The AVMA provides a range of resources to help veterinarians understand the fine points of prescribing and using compounded medications at Compounding.
Tufts creates app to track, study epilepsy in dogs
To improve diagnostics and care for epileptic dogs, Dr. Ane Uriarte, assistant professor and veterinary neurologist and neurosurgeon at Cummings School of Veterinary Medicine at Tufts University, has created a free phone app called My Dog’s Epilepsy.
Owners of epileptic dogs can use the app to record notes and to receive reminders about veterinary appointments and medication. The app also will allow owners to record their dogs’ seizures and upload the videos to a cloud-based database. By collecting footage of thousands of epileptic dogs, Dr. Uriarte hopes to give veterinary researchers the data they need to start classifying seizures in dogs and creating more-targeted treatments.
Dog owners can download the My Dog’s Epilepsy app from the Apple Store for iPhones and from Google Play for Android phones.
Researchers investigate heartworm vaccine
A new study is focused on developing a vaccine for heartworm that could provide protection against heartworm disease and help combat the growing threat of drug resistance to preventive heartworm medications.
Researchers at the University of Liverpool in England are identifying key proteins as the basis for a canine heartworm vaccine, according to a May 19 press release from the Morris Animal Foundation. The American Heartworm Society partnered with the foundation to fund the study.
Heartworm is caused by the parasitic filarial worm Dirofilaria immitis and can be fatal if not treated promptly. Heartworms spread as larvae from host to host through mosquito bites. Once mature, the worms cause inflammation of the blood vessels and can block blood flow, leading to clots in the lungs and heart failure, as well as liver or kidney failure.

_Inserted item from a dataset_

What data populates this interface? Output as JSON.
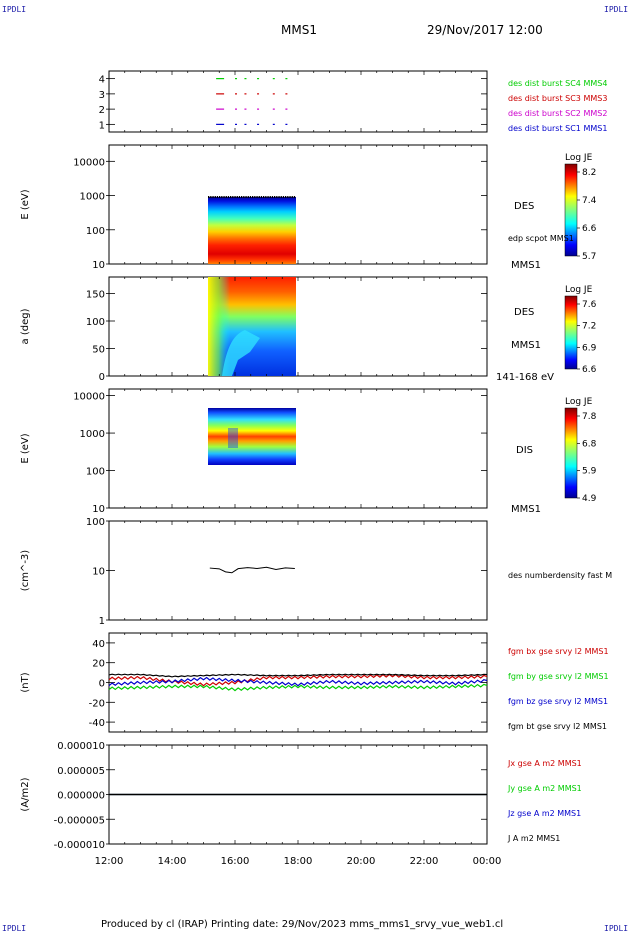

The research team previously identified how other filarial parasites similar to D immitis avoid destruction by producing a protein that blocks a key pathway alerting immune systems to their presence. The team also identified a second protein that prevents T-cells from attacking the parasites.
The team suspects the same proteins produced by D immitis have a similar effect in dogs. In this study, the team first will confirm this theory. The researchers will then test how different surface proteins on immature worms interact with white blood cells from donor dogs to see which proteins optimally stimulate a dog’s immune system, according to the release.